Renforcer le lien de confiance avec les professionnels et renforcer le pouvoir d’agir des personnes accompagnées
-Expliciter dans un jargon propre ce que sont nos dispositifs sans pour autant en déformer la réalité


-Créer du lien social et rompre l’isolement
-Être conseillée sur les partenaires à solliciter, ce qui a fonctionné ou non
-S’assurer des droits et devoirs de la personne accueillie, et permettre à la personne d’oser demander sans attendre d’être questionnée
-Permettre la traduction lorsque la barrière de la langue est un frein dans l’accompagnement
-Rappeler les différents types de violences et ne pas minimiser les faits


« Parfois les femmes m’appellent pour que je leur explique, redise les choses pour être sûre d’avoir bien compris, réexpliquer ce qui a pu être dit en français par les professionnels de l’Ecluse.
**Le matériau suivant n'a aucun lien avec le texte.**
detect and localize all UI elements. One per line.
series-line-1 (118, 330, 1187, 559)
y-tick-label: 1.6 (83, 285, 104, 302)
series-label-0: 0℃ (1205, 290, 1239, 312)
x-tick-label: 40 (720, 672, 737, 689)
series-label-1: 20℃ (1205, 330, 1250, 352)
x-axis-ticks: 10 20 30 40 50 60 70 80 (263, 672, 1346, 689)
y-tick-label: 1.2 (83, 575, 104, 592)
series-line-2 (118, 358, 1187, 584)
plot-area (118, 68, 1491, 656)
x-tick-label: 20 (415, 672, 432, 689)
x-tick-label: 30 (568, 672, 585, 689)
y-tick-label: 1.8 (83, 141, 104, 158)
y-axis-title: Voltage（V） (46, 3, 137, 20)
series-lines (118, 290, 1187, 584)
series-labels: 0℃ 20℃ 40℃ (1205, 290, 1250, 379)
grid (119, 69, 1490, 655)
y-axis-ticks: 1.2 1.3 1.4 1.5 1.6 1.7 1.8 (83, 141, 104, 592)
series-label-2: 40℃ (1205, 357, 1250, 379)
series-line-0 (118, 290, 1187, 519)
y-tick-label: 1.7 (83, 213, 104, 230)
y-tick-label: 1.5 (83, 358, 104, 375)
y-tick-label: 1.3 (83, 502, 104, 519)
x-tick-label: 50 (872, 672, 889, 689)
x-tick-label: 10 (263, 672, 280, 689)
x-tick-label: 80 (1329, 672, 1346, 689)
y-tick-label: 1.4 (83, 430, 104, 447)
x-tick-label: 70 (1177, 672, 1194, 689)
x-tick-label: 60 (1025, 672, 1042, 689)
Elles ont confiance en l’Ecluse et n’ont pas besoin de venir vérifier les informations mais bien comprendre. »


Pourquoi le « rétablissement » ?


C’est l’action de rétablir de ce qui avait cessé : les droits fondamentaux, la dignité, l’équilibre familial, le bien-être personnel, la reconnaissance, la liberté d’expression et d’opinion, la sécurité, la santé, la paix …
Rester conscient du parcours à venir et des blessures passées sans pour autant oublier de vivre.
« La violence physique j’ai oublié, morale je m’en souviens encore »
« Montrer qu’il y a des choses de bien qui vont arriver. La vérité c’est que tu vas être heureuse, tu vas être bien. Oui tu vas pleurer, ça va être difficile mais on réussit ».
« Il faut qu’on vive la vie »


Après avoir formaliser ce projet par écrit, nous avons recueilli les besoins des personnes. Elles savent mieux que quiconque ce qui a leur a manqué, ce qu’il faut améliorer, ce dont une victime a besoin.
Il a été également rappelé que la pair-aidance ne venait pas se substituer à l’accompagnement des professionnelles mais vient en complément, et seulement si la personne ressource se sent disponible. Il est important de savoir mettre des limites, savoir dire non, de théoriser le schéma des violences et l’impact qu’il a, d’identifier ses propres limites, et de réorienter vers les professionnelles.


Ainsi, durant l’année 2024, nous avons travaillé avec un groupe de 8 femmes, pour préparer et organiser leurs rôles de pair-aidantes.
Nous leur avons proposé une formation deux demi-journée sur les violences intrafamiliales, les différents types de violences, les identifier, que dire à une victime, comment orienter, …
Nous avons également proposé des jeux, notamment sur l’emprise, pour évaluer la sortie de l’emprise de la paire-aidante et pour qu’elles-mêmes évaluent ce qu’est l’emprise.
Ce temps de co-construction est nécessaire avant de s’engager réellement et concrètement comme pair-aidante.


Nous avons défini des axes de travail pour l’année 2025:


-Construction d’un livret avec personnes ressources à destination des personnes accompagnées par les dispositifs de l’écluse
-Prospection d’outils adaptés dans les lieux (pharmacies, banques …)
-Participer à des actions de prévention en apportant des témoignages


Le groupe pair-aidance est systématiquement invité sur les évènements collectifs en transversalité.
Les temps dédiés au groupe pair-aidance permettent également aux personnes de faire part de leurs questionnements, inquiétudes, accompagnements ou orientations réalisées, difficultés ressenties ou satisfaction …


Les professionnelles restent vigilantes à l’état émotionnel des personnes (aidantes / aidées), maintiennent un lien régulier, restent joignables et disponibles. Il s’agit de bénévolat et non d’un travail.


Chaque personne dispose des numéros des deux professionnelles qui encadrent le groupe.
Une rétrospection reste nécessaire pour faire évoluer le projet en fonction des observations et constats.